I've been married for 22 years to a wonderful man that loves and cherishes me. I care for him deeply but over the last five years I have noticed myself having a strong interest in other men. Recently, I met a man in an online forum on polyamorous relationships. I had heard about these kinds of relationships and I wanted to learn more. I have to admit I'm having very intense feelings for him. He is also married but is looking for a polyamorous girlfriend. He has no intentions of leaving his wife and family despite wanting another companion and lover. I would really like to get involved with him, but I have so many questions. I wonder: How do you make these kinds of relationships work, without anyone feeling left out or jealous? Is it possible? Or will engaging in an extra-marital relationship it be more trouble than it's worth?
Thanks for your question. I will admit that because my readership is not necessarily the polyamorous type I was torn about whether or not I should answer your question. But when I reflected on how I would answer it, I realized there are actually some really great points that are good for all kinds of relationships -- poly or otherwise.
So let's begin.
For a polyamorous lifestyle to function well, you have to be able to voice your wants, needs and desires effectively to your husband -- about partners you would like to date -- and any future partners he might start dating. The only way for polyamorous partners to survive happily together is to have wide-open lines of communication. And to do this well, you will require an absolute, total, and complete understanding of yourself and why you want to engage in this kind of relationship. If this is news to your husband, he is not likely to be very receptive to the idea at first.

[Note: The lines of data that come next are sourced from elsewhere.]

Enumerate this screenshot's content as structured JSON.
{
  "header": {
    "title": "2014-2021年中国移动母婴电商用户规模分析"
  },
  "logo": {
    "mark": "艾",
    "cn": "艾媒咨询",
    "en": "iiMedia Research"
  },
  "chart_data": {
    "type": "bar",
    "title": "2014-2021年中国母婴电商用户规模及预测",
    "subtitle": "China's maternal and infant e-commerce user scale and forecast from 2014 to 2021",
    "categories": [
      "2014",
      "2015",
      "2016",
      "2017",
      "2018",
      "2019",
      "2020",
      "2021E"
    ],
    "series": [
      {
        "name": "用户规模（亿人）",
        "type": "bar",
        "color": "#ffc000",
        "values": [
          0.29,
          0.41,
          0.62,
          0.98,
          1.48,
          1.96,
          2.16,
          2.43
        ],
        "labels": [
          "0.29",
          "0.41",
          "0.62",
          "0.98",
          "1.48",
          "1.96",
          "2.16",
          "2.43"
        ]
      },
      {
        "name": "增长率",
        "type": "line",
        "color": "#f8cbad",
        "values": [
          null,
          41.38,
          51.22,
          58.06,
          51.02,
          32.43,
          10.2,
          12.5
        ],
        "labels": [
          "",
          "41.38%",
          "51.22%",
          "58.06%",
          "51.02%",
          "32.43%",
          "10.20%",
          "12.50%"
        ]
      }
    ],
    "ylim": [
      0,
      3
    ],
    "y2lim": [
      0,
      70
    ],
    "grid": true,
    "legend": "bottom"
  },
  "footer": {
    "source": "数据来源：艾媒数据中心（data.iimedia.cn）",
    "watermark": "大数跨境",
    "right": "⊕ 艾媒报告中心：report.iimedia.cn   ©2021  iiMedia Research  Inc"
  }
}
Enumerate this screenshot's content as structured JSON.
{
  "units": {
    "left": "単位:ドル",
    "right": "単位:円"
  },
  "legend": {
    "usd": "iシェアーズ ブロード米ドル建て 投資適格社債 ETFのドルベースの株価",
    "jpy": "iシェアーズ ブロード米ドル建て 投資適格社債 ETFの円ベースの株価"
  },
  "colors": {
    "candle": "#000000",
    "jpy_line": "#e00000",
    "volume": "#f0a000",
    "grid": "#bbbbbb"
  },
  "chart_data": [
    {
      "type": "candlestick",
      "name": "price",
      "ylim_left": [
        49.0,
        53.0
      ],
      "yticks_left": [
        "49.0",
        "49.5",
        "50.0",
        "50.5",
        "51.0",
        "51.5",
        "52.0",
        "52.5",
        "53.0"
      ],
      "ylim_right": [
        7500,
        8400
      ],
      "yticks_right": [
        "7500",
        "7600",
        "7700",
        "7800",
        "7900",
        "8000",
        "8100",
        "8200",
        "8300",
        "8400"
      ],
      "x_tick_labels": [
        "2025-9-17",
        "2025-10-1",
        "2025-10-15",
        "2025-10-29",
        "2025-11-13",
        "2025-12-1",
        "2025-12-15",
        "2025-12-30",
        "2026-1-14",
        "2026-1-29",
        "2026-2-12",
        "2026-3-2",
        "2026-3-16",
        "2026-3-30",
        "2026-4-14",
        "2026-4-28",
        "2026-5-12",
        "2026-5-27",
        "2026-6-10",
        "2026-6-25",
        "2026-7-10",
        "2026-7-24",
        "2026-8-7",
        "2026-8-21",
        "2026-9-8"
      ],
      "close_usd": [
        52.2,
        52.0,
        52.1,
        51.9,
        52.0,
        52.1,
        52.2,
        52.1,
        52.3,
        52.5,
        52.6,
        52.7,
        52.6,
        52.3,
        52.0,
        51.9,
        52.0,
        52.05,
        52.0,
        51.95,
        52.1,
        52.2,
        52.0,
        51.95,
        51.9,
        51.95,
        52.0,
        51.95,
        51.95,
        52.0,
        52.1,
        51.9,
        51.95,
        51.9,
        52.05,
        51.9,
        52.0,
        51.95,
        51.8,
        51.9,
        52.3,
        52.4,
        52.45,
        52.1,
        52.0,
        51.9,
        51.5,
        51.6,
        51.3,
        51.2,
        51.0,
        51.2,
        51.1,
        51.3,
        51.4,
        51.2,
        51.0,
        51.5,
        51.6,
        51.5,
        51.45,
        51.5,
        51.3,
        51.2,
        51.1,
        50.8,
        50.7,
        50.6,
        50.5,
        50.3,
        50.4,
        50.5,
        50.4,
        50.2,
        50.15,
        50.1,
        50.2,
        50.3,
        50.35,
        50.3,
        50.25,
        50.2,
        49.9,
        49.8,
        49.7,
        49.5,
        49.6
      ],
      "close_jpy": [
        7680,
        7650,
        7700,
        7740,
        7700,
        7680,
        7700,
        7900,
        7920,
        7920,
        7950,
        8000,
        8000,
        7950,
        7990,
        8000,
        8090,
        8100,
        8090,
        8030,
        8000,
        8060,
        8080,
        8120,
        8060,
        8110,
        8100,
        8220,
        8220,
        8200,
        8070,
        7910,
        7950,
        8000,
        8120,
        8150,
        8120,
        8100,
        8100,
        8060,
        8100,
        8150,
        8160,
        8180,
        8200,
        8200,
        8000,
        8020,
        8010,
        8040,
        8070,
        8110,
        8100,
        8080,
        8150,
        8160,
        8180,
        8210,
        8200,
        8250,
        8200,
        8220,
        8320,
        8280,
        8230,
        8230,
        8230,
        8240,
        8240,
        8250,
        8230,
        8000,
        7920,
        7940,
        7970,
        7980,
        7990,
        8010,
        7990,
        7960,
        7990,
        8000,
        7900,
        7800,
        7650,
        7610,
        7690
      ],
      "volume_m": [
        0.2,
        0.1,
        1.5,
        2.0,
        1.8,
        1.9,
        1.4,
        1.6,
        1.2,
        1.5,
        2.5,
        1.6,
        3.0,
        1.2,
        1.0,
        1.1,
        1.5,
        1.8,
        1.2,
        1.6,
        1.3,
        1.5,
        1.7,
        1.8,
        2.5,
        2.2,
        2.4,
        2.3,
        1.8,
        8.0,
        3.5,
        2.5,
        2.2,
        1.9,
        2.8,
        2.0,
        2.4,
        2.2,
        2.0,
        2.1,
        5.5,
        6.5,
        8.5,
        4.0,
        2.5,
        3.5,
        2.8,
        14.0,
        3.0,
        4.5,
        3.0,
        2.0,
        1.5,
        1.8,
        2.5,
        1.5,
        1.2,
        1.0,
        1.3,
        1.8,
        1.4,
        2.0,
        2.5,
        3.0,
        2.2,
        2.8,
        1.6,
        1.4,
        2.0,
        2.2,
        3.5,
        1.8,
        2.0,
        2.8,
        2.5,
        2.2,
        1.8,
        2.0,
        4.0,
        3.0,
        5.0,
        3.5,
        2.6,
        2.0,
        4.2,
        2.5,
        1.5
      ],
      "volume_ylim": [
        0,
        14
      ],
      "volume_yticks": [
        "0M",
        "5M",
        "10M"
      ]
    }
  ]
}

The onus will be on you to remain calm in the face of any possible attacks on you, your character, and your desires. You will need to be patient and understanding with him as he comes to terms with your request. You will need to check your ego at the door any time you enter into a discussion with him about this subject. And hopefully, for you he will come around and see the value that you see in entering into this kind of relationship. But, (and this is a big but) be prepared that he might not go along with it. Because if this happens, you'll have a very important decision to make.
As I said above, knowing yourself incredibly well is key, not only in discussions that you have with your husband, but also in discussions with any future partners. With polyamorous relationships there are certain to be a number of rules that you and your partners will have about how to engage with each other, when, where, in the presence of whom, and how often. To avoid hurt feelings, bruised egos and the like, you will want to be sure that you think of all the possible scenarios that might come up, and what you will do to handle them.
For polyamory to work well it's best if you can get an emotional buy in (not just lip service) from all parties to all rules. And rules should be explicit, clear and well understood by everyone. This is probably the toughest part about making polyamory work. Because words do such a poor job of describing inner feelings, deep emotions, fears, worries and insecurities. The rules you make can so easily be misinterpreted. And worse, the rules made by others may not be totally honest and clear.
As an example: while your husband might say that you can date other men provided he approves of them first, what he really might be saying (in so many words) is "I really don't want to do this, but I love you and I can see that you want this, so I'm willing to along with it, but I have rules, and you better adhere to them or there's going to be hell to pay!"
And to be 100 per cent honest, you have to be once again 100 per cent clear about yourself and your inner world. Creating agreements and rules won't work at all unless they are made with absolute awareness of what the true purpose of these agreements and rules are for. To be honest with your partner, you have to be honest with yourself.
Relationships are work when you have only one partner. Add additional partners to the mix and this work is multiplied. There is more chance for buttons to be pushed, triggers to be set off, and yes, egos to be bruised. To engage in this lifestyle happily, and to do it well, it will take a tremendous amount of forgiveness of yourself and every single one of your partners -- because it is as likely that you will do and say things you're not proud of -- as it is that one of your partners does and says something he or she is not proud of.
Forgiveness is easier when you understand that high emotionality equals low rationality.
We lash out, attack, say mean things, and hurt the ones we love when we are afraid, insecure, and feeling as though we have everything to lose. Forgiveness of yourself and your partner is key for long-term happiness and love to flourish.
Miele, I will openly and happily admit that I am not polyamorous myself, nor do I ever think I could handle the head-and-heart ache of entering into such a relationship. But I will say this: I commend anyone who successfully navigates these kinds of relationships. For to do so, I believe, requires saint-like patience, forgiveness, acceptance, trust, and non-attachment.